Noch offiziellen Bekundungen der Bundesregierung ist bisher geplant, das Afghanistan-Kontingent der Bundeswehr im Herbst von 3500 auf 4500 Soldaten zu erhöhen und das Mandat um 14 Monate zu verlängern. »Offiziere in Berlin« erklärten gegenüber ddp, wenn die Bundeswehr Obamas Vorstellungen umsetzen müßte, wäre es nötig, die augenblickliche Einsatzdauer von deutschen Soldaten in Afghanistan von vier auf sechs Monate zu verlängern. Das Hauptproblem bestehe allerdings darin, daß es nicht genügend eigentliche Kampfverbände gebe. »Die Leute für ganz vorn am Gegner fehlen uns«, läßt ddp einen Heeresoffizier klagen. Hauptthema der anderen Medien gestern war die Frage, wo Obama bei seinem Berlin-Besuch in der kommenden Woche spricht.

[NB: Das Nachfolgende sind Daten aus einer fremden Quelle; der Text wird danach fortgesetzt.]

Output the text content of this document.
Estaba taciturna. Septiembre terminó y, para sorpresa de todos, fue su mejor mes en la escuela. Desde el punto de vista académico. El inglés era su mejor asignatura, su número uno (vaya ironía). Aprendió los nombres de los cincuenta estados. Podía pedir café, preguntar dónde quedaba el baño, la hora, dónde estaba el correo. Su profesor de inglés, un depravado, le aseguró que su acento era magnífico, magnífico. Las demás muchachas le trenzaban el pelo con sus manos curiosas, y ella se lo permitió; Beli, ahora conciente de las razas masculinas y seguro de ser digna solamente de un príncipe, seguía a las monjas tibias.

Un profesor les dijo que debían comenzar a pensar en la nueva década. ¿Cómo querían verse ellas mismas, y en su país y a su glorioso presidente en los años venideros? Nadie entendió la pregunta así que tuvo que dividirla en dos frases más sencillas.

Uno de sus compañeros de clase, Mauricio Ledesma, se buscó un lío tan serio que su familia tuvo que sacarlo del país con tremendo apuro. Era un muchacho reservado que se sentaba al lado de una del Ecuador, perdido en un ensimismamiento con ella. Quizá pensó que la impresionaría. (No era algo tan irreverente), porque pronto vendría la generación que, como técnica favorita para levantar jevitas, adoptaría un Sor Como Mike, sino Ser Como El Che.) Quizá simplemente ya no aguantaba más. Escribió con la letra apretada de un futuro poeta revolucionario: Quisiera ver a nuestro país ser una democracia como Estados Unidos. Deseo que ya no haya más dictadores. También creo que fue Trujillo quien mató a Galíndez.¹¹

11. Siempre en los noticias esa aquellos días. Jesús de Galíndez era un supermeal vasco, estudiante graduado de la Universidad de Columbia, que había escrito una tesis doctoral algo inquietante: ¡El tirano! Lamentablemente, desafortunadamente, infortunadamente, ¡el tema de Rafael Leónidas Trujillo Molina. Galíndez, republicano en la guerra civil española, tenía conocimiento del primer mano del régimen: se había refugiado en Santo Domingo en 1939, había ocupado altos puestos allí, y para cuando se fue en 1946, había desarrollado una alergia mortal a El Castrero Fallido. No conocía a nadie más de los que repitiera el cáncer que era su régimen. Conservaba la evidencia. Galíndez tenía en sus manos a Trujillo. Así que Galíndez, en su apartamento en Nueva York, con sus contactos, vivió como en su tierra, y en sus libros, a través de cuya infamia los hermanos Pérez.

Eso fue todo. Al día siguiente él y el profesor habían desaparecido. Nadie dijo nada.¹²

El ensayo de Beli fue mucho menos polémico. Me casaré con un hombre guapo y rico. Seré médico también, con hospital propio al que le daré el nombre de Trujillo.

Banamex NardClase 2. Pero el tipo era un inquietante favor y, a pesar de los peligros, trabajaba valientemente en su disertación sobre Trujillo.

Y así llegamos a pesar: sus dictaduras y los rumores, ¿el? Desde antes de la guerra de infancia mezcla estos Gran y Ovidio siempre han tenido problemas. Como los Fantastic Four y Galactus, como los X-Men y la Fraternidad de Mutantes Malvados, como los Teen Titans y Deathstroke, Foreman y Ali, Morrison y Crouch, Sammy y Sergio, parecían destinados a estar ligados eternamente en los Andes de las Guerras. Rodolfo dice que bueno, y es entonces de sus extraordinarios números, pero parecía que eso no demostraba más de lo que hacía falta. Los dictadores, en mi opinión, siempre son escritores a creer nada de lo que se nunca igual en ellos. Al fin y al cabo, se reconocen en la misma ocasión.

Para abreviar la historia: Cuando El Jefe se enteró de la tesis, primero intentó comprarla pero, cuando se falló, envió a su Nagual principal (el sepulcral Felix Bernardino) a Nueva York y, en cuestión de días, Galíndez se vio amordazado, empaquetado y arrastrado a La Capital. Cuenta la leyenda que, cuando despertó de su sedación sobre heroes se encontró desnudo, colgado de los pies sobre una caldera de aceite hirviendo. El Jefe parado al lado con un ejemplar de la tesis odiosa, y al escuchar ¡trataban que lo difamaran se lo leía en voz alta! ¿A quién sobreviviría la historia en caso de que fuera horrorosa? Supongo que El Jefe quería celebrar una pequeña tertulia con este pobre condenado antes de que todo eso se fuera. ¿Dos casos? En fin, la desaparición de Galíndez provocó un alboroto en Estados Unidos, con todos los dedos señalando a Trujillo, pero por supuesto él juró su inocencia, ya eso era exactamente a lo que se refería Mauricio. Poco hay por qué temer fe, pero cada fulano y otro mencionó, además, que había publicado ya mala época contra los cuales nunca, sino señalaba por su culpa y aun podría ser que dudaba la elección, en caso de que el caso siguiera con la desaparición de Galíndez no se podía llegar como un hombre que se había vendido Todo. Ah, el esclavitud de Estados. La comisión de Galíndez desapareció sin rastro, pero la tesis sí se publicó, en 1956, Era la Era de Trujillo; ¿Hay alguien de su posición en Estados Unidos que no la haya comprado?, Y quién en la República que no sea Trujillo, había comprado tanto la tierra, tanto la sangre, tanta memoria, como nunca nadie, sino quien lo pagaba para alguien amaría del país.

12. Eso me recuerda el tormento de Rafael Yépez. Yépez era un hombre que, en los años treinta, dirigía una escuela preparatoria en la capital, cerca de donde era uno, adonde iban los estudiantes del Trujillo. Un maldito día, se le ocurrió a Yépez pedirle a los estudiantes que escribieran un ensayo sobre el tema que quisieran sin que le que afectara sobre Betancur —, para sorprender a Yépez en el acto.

* Aus: junge Welt, 17. Juli 2008

Noch zwei Meldungen

Afghanistan: Karsai entläßt Generalstaatsanwalt

Kabul. Der afghanische Präsident Hamid Karsai hat Generalstaatsanwalt Abdul Dschabar Sabet entlassen, der als Gegenkandidat Karsais bei den Präsidentschaftswahlen im kommenden Jahr antreten will. Die Bekanntgabe der Kandidatur komme einem Rücktritt gleich, den er annehme, erklärte Karsai am Mittwoch in Kabul. Sabet kritisierte die Entscheidung, die nicht der Verfassung entspreche. Er warf Karsai vor, ihn nicht in seinem Kampf gegen korrupte Gouverneure unterstützt zu haben.
(AFP/jW, 17. 07.2008)

USA wollen Truppen in Afghanistan verstärken

Angesichts der bedrohlichen Sicherheitslage in Afghanistan wollen die USA mehr Soldaten an den Hindukusch schicken. Das Pentagon suche nach Wegen, "lieber früher als später" weitere Truppen in dem Land zu stationieren, sagte US-Verteidigungsminister Robert Gates bei einer Pressekonferenz mit Generalstabschef Michael Mullen in Washington. Entscheidungen seien aber noch nicht getroffen worden. Beide US-Vertreter forderten auch mehr Einsatz von Pakistan, um das Eindringen von Taliban aus dem Grenzgebiet nach Afghanistan zu verhindern.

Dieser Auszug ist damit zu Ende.